Originally, I tuned co.uk, .au, and .co.uk into individual blogs with banner ads in their sidebar pushing people to the .com site where they could buy goods.
In the end all of the traffic coming from Australia, the UK, etc to my .com site, hurt my .com site's ability to rank well in the USA. Or at least that was the thought. I decided to can my internet country code top-level domains.
Problem is, I still own them and want to do something with them. I feel like I can use them to better build my business in other countries.
Now, a few carts allow for me to create multiple storefonts where you manage multiple shops that share the same customers, products and sales. I could say that site-A can sell products 1 & 2 but site B can only sell 1. This works if certain products can't be shipped, for whatever reason, to a particular country.
My problem is, if let's say two sites share the same product and you have mysite.com/product1.html and mysite.co.uk/product2.html, how is that not considered duplicate content and a "no no" in Google's eyes?
I noticed that in Google Webmaster Tools I can target a specific site to a specific country. So, in other words my .com site can target USA and .au for Australia, co.uk. for the UK, etc. Does that prevent Google from seeing the site as duplicate content, meaning that each domain is targeting a specific area and .com USA browsers don't relate to what .au Australia browsers see?
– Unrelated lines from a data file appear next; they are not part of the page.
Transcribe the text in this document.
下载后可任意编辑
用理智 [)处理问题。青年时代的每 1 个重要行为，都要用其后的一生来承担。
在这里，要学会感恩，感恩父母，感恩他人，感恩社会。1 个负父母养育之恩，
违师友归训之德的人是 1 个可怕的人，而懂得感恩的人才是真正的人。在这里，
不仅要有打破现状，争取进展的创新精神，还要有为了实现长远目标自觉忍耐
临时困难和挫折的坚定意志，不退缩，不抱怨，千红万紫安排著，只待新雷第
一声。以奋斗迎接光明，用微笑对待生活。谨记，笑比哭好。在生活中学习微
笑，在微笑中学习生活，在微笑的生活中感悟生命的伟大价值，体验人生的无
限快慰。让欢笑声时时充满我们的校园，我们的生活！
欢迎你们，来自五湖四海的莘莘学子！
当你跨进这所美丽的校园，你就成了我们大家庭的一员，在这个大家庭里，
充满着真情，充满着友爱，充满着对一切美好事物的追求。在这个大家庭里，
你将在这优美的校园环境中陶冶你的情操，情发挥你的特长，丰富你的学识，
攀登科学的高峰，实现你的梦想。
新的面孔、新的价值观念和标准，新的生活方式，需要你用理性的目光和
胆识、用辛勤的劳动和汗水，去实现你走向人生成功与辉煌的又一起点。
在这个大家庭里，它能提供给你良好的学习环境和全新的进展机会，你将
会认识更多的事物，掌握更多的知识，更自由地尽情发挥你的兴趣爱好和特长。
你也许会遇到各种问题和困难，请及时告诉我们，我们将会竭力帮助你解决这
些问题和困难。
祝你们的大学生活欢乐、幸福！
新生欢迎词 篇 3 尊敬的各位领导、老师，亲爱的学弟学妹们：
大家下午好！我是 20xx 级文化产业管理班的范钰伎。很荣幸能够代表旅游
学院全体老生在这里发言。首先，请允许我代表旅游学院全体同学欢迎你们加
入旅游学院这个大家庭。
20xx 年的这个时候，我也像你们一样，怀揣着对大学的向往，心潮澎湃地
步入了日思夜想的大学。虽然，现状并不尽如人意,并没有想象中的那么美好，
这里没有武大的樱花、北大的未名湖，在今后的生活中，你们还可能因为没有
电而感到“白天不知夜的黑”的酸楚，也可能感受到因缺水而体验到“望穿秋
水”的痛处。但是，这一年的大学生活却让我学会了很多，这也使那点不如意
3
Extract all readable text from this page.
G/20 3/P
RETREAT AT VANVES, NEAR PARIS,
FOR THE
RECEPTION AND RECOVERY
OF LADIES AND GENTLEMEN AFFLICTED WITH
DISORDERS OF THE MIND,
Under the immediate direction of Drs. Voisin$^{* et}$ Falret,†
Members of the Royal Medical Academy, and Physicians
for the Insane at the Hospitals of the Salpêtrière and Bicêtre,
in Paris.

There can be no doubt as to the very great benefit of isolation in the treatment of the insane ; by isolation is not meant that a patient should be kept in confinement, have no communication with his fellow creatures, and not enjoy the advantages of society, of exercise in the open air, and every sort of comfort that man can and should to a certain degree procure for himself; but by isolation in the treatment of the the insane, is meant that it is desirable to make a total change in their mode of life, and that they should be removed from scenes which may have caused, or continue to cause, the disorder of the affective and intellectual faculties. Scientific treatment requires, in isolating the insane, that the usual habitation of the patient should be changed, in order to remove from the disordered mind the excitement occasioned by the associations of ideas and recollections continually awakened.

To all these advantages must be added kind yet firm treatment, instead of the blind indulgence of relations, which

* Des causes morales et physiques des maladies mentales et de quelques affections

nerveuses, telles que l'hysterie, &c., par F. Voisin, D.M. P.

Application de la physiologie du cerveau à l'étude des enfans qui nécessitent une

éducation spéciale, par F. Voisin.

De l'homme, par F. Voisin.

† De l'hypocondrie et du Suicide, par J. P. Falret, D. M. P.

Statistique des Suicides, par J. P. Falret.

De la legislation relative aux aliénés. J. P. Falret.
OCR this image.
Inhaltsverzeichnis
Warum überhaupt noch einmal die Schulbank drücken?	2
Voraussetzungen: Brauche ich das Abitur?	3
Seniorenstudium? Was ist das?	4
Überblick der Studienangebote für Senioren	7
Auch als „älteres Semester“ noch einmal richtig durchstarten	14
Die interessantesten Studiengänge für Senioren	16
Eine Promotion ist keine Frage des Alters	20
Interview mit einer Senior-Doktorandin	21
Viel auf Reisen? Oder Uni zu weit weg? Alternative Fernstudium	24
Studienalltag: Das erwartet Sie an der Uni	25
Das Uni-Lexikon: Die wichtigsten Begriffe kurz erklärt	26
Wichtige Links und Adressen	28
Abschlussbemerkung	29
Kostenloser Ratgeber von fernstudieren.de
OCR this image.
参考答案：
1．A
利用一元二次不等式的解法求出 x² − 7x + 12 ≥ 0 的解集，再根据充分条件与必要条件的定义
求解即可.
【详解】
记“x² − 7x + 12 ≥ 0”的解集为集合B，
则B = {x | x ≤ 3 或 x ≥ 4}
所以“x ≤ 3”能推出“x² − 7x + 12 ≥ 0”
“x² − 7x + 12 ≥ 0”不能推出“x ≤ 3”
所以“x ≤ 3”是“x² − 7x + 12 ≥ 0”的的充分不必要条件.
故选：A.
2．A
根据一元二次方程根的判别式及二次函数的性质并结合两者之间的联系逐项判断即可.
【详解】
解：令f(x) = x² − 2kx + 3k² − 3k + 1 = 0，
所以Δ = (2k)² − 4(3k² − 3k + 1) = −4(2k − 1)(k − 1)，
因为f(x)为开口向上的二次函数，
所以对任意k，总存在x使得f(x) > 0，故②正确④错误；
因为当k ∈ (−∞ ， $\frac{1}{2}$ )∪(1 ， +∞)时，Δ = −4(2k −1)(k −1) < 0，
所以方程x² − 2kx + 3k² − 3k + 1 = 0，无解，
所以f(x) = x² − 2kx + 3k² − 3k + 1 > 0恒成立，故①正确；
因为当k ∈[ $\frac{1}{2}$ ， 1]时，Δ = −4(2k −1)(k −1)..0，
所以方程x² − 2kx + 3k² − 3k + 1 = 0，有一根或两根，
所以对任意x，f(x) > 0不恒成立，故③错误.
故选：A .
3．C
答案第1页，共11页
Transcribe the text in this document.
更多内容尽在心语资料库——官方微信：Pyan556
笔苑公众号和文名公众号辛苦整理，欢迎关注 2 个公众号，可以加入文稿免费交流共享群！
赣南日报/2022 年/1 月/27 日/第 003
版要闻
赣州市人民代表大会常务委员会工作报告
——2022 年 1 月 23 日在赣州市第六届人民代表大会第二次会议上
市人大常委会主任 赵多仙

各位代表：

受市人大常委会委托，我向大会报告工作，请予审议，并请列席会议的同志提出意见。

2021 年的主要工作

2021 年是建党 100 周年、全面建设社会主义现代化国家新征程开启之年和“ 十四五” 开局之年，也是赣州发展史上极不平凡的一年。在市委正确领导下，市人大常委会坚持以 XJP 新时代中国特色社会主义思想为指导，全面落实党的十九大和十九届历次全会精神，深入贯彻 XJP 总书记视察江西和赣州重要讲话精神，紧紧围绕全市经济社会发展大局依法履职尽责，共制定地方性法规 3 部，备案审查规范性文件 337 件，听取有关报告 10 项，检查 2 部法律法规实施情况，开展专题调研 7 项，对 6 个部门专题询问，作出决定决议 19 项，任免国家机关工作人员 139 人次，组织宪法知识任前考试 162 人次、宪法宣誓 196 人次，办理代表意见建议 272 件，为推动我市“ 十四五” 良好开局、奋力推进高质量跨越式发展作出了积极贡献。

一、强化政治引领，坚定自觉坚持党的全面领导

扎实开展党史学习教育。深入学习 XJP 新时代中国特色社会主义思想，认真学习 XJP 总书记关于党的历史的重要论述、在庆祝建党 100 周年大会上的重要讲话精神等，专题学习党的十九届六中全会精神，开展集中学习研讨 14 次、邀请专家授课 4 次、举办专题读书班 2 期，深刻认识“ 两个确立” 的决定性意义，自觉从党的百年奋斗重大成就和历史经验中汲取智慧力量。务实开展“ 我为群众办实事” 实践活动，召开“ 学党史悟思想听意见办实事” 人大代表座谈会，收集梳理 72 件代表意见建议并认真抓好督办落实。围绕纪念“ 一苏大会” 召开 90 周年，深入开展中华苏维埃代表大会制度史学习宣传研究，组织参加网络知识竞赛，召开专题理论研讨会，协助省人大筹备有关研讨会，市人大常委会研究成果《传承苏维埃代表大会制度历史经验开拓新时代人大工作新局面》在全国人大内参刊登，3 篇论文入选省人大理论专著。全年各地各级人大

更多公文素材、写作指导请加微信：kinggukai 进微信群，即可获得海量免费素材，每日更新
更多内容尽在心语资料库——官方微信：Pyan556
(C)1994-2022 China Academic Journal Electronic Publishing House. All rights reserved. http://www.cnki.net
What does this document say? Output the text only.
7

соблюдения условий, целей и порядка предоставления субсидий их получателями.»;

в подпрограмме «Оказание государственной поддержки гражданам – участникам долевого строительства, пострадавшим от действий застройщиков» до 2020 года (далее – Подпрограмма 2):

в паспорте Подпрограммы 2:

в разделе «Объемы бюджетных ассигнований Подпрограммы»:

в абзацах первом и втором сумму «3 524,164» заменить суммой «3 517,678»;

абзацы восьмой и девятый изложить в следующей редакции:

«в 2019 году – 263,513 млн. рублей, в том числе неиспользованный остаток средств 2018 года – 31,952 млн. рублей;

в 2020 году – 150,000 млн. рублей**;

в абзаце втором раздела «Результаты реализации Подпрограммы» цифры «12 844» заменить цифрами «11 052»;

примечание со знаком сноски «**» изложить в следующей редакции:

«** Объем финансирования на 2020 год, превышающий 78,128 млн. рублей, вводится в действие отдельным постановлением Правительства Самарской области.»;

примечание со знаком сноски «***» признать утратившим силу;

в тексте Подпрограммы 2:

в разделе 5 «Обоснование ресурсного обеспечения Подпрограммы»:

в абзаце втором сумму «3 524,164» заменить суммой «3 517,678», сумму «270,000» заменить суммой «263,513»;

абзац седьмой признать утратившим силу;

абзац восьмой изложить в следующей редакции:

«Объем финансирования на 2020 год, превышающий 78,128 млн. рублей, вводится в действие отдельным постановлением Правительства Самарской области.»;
I been studying other sites out there that have multiple internet country code top-level domains like "Bed Bath & Beyond" which has a .com and .ca site (maybe even more). When I put the two side-by-side, the layout is the same (most likely the same cart) and so are a lot of the same products.
For instance, check out:
-- from the Canada site
[
goo.gl...]
-- from the USA site
[
goo.gl...]
Both sites are selling the same product, same url, same product description, etc. The difference is one sells the item in USD pricing, the other in CAD. BUT still, the content duplicates itself. How is this not hurting BB&B?
On the flip side, when I go to other sites like Amazon and view their Canada site and UK sites, the sites appear much more different on the surface (compared to BB&B). But if I take any of their product urls and replace .com with .ca, I noticed the same product url is active across both domains.
My goal with all of this is to gain more sales and I feel like having a .co.uk site will allow me to promote the site easier across the UK, same with Australia and other international domains. Just trying to find the best and most effective way to use the domains?